Back By Popular Demand

From Holden:

Hamid Karzai’s government plans to bring back the infamous Department for the Promotion of Virtue and Prevention of Vice.

An Afghan government proposal to re-establish the notorious Department for the Promotion of Virtue and Prevention of Vice has raised concerns among U.S. human rights advocates.

Under the Taliban, the virtue and vice department enforced restrictions on women and men through public beatings and imprisonment.

[snip]

When the U.S. government overthrew the Taliban in 2001, the virtue department was scrapped. Now the cabinet of President Hamid Karzai is asking the country’s elected parliament to re-instate the religion-based police force.

It remains unclear what the department’s powers would be. Nematullah Shahrani, the minister of Haj and religious offices, has said it would focus on alcohol, drugs, crime, and corruption.

“The job of the department will be to tell people what is allowable and what is forbidden in Islam,” Shahrani told Belfast’s Telegraph newspaper.

[snip]

But human rights activists say offenses like drugs and corruption are already addressed by Afghanistan’s criminal laws. They see no reason for creating a virtue and vice department except to implement fundamentalist edicts.

While outraged, women’s rights activists are hardly surprised by the development.

[snip]

During the 1980s, the Reagan Administration backed Islamic fundamentalists to dislodge the Soviets.

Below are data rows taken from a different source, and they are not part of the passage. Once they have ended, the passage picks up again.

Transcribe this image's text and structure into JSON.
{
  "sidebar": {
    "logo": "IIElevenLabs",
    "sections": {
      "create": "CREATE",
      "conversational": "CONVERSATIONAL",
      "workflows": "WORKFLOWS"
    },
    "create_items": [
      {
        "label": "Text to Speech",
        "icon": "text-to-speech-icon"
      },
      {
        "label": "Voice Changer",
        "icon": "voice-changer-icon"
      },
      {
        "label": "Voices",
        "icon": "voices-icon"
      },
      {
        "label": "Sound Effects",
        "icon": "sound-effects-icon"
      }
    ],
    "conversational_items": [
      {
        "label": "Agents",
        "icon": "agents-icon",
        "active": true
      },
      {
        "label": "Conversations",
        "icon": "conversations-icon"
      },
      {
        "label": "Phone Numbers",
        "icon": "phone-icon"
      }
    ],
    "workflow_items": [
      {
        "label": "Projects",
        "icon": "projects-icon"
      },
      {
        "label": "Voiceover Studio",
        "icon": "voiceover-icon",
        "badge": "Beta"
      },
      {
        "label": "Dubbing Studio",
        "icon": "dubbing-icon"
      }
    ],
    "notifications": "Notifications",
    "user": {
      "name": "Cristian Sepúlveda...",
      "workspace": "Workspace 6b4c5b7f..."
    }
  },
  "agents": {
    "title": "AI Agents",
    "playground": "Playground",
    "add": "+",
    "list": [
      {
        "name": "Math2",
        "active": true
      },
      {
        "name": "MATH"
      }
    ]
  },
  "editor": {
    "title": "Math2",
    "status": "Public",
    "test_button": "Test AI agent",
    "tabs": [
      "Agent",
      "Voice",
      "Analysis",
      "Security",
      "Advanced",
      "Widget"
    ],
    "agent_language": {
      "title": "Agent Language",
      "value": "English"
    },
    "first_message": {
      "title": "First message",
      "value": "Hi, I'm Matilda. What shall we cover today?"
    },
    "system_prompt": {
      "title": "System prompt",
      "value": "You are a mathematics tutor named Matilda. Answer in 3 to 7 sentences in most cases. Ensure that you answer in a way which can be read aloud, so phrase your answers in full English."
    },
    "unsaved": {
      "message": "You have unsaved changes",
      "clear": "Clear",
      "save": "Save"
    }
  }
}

After the attacks of September 11th, 2001, the George W. Bush Administration dubbed many of these same warlords the “Northern Alliance” and used their military organizations to help oust the Taliban.

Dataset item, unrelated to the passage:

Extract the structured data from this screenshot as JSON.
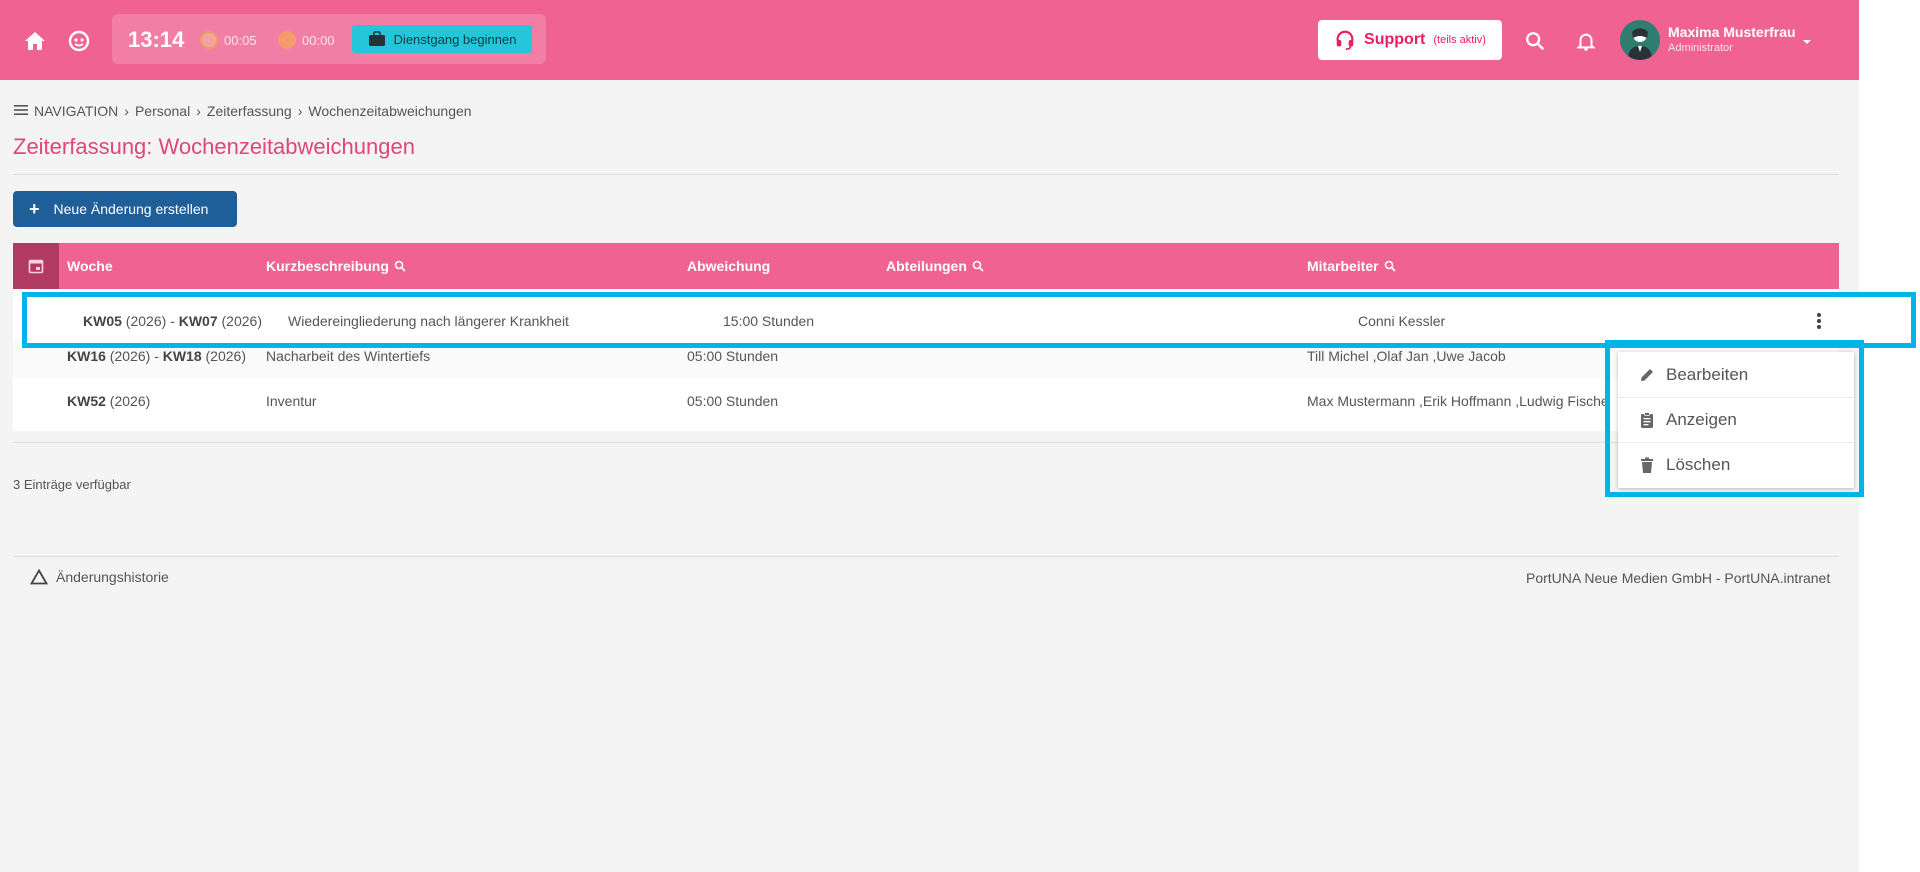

“If the fundamentalists who started this office are now back in power, it is not surprising that they should return to Afghanistan all the repressive measures they had once enforced,” Kolhatkar added. “The Taliban did not invent any of these measures, they merely enforced them with more rigor.”

One of the key backers of the plan to bring back the virtue and vice department, according to Human Rights Watch, is Abdul Rabb al-Rasul Sayyaf, who was implicated in widespread abductions and summary executions as well as pillage and the shelling of civilian areas when he controlled Kabul in the early 1990s.